Gujo-Hachiman is a castle town that preserves unique traditional Japanese culture. From the tower of Gujo-Hachiman Castle, you can get a spectacular view of the surrounding castle town  .
Gujo Hachiman Hakuran-kan museum is a good place to begin a walking tour of the town. It provides a good introduction to Gujo, with exhibits divided into the themes of “water”,“traditional arts and craft”, and “Gujo Odori Dance Festival”.
Since the performances of Gujo Odori dance  at the museum by dancers wearing authentic yukata take place year round, you can watch the real Gujo Odori dance even during the dancing offseason.
In the area around the Hakuran-kan museum, you can see old streets and a way of life very close to the way it was centuries ago in the Edo period. On both sides of the town streets, there are channels carrying water down from the surrounding mountain, as well as the nearby Sogi-sui spring. You can hear water running everywhere in town.
Also, the town is home to many temples and shrines. The Jion Zen Ji Temple Tesso En Garden  , made in the Muromachi period, is a place where you can have special pleasure in enjoying seasonal flavors in a tranquil atmosphere.
If you need information assistance during your walk, drop by the Kyuchosya-Kinenkan（Gujo Hachiman Former Government House）  . It has a tourist information center, souvenir shops, and a lounge.
You will see mizubunes when walking in the castle town.
It is a facility where potable water is provided free. As for pocket parks  , there are many mini parks in various styles. Among others, popular spots include Yanaka Mizu no Komichi canal  where art museums are located, and the Igawa Komichi canal  where carps and fishes swim around in water from a spring-fed creek.
There are also many gourmet spots in the town. It is nice to use “a map for walking and dining”. It contains coupons which can be used at various restaurants and food outlets, and is sold at the Kyuchosya-Kinenkan.
The old town streets  of Gujo-Hachiman are still in use as a residential area. Traditional fire walls called sodekabe still remain on the second floor of the townhouses.
Those townhouses were made in a unique architectural style whose frontage was narrow and whose depth was long as a clever way of avoiding higher property taxes at the time.
The canals are used for daily life water  by using segi-ita, a type of wooden water barrier. You can encounter people washing their laundries and vegetables there. Along the river flowing in the center of the town, you can see people fishing for Ayu sweetfish and other fishes in the spring-fed creek. In summer, you can see children playing in the water and jumping into the river from the bridges.

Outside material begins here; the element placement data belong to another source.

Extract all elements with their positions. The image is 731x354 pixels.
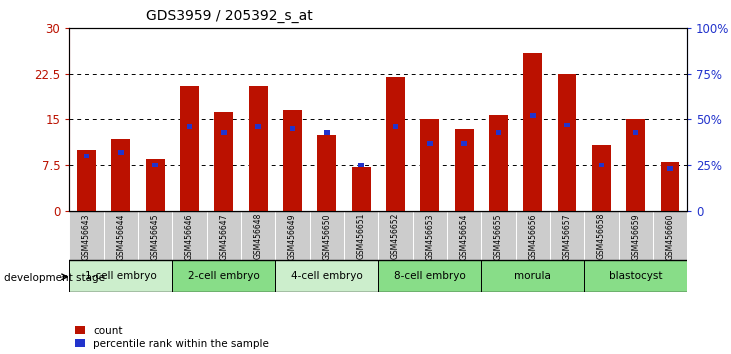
Bar — [667, 166, 673, 171]
Bar — [145, 159, 164, 211]
Bar — [455, 129, 474, 211]
Bar — [324, 130, 330, 135]
Bar — [317, 135, 336, 211]
Bar — [69, 260, 173, 292]
Bar — [420, 120, 439, 211]
Text: development stage: development stage — [4, 273, 105, 283]
Text: GSM456646: GSM456646 — [185, 213, 194, 259]
Bar — [558, 74, 577, 211]
Bar — [352, 167, 371, 211]
Bar — [461, 141, 467, 145]
Bar — [379, 260, 481, 292]
Text: GSM456648: GSM456648 — [254, 213, 262, 259]
Text: 2-cell embryo: 2-cell embryo — [188, 271, 260, 281]
Bar — [221, 130, 227, 135]
Bar — [523, 53, 542, 211]
Bar — [214, 112, 233, 211]
Bar — [393, 124, 398, 129]
Text: GSM456652: GSM456652 — [391, 213, 400, 259]
Text: GSM456644: GSM456644 — [116, 213, 126, 259]
Bar — [592, 145, 611, 211]
Bar — [626, 120, 645, 211]
Legend: count, percentile rank within the sample: count, percentile rank within the sample — [75, 326, 269, 349]
Bar — [564, 122, 570, 127]
Bar — [661, 162, 679, 211]
Text: GSM456643: GSM456643 — [82, 213, 91, 259]
Bar — [186, 124, 192, 129]
Text: GSM456651: GSM456651 — [357, 213, 366, 259]
Text: GSM456657: GSM456657 — [563, 213, 572, 259]
Bar — [496, 130, 501, 135]
Bar — [584, 260, 687, 292]
Text: 4-cell embryo: 4-cell embryo — [291, 271, 363, 281]
Text: GSM456645: GSM456645 — [151, 213, 160, 259]
Bar — [276, 260, 379, 292]
Text: GSM456655: GSM456655 — [494, 213, 503, 259]
Bar — [530, 113, 536, 118]
Bar — [599, 162, 605, 167]
Text: blastocyst: blastocyst — [609, 271, 662, 281]
Bar — [283, 110, 302, 211]
Text: GSM456650: GSM456650 — [322, 213, 331, 259]
Bar — [481, 260, 584, 292]
Text: 1-cell embryo: 1-cell embryo — [85, 271, 156, 281]
Bar — [289, 126, 295, 131]
Bar — [633, 130, 638, 135]
Text: GSM456649: GSM456649 — [288, 213, 297, 259]
Bar — [386, 77, 405, 211]
Text: GSM456659: GSM456659 — [631, 213, 640, 259]
Bar — [152, 162, 158, 167]
Bar — [358, 162, 364, 167]
Bar — [255, 124, 261, 129]
Text: GSM456656: GSM456656 — [529, 213, 537, 259]
Bar — [173, 260, 276, 292]
Text: 8-cell embryo: 8-cell embryo — [394, 271, 466, 281]
Text: GSM456647: GSM456647 — [219, 213, 228, 259]
Bar — [77, 150, 96, 211]
Bar — [84, 154, 89, 158]
Bar — [249, 86, 268, 211]
Text: GSM456658: GSM456658 — [596, 213, 606, 259]
Text: morula: morula — [515, 271, 551, 281]
Bar — [180, 86, 199, 211]
Text: GSM456660: GSM456660 — [665, 213, 675, 259]
Text: GDS3959 / 205392_s_at: GDS3959 / 205392_s_at — [146, 9, 313, 23]
Bar — [118, 150, 124, 155]
Bar — [489, 115, 508, 211]
Bar — [427, 141, 433, 145]
Text: GSM456654: GSM456654 — [460, 213, 469, 259]
Bar — [112, 139, 130, 211]
Text: GSM456653: GSM456653 — [425, 213, 434, 259]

Regardless of age and sex, people in Gujo naturally come to learn how to live in harmony with the natural environment.
Close by Yanaka Mizu no Komichi, there is the house of the Saito family, which has been designated a national cultural asset. Entering from the front, you can enjoy Matcha, powdered green tea, viewing the garden from the Japanese style tearoom.
In the beginning of winter, a green sugidama – a ball of cedar leaves – is hung from the eaves of the local sake brewery. It is for telling passersby that fresh sake has been brewed.
Around the same time, you can see The Nantendama （red nandina balls） hung from the eaves of the local stores. A nandina is a lucky charm for turning hardship into good fortune.
In summer, many tourists wearing yukata and geta  walk around the town. Yukata is a traditional casual summer kimono . The wearing of yukata and geta is getting more popular year by year as a way of enjoying Japanese culture. The geta make a charming sound like“ karan-koron” as their wearer walks in them. After taking a walk with yukata and geta, you can go enjoy the Gujo Odori dance at night without having to change clothes. That's really the way to walk around Gujo-Hachiman. Give it a try and enjoy the fashion!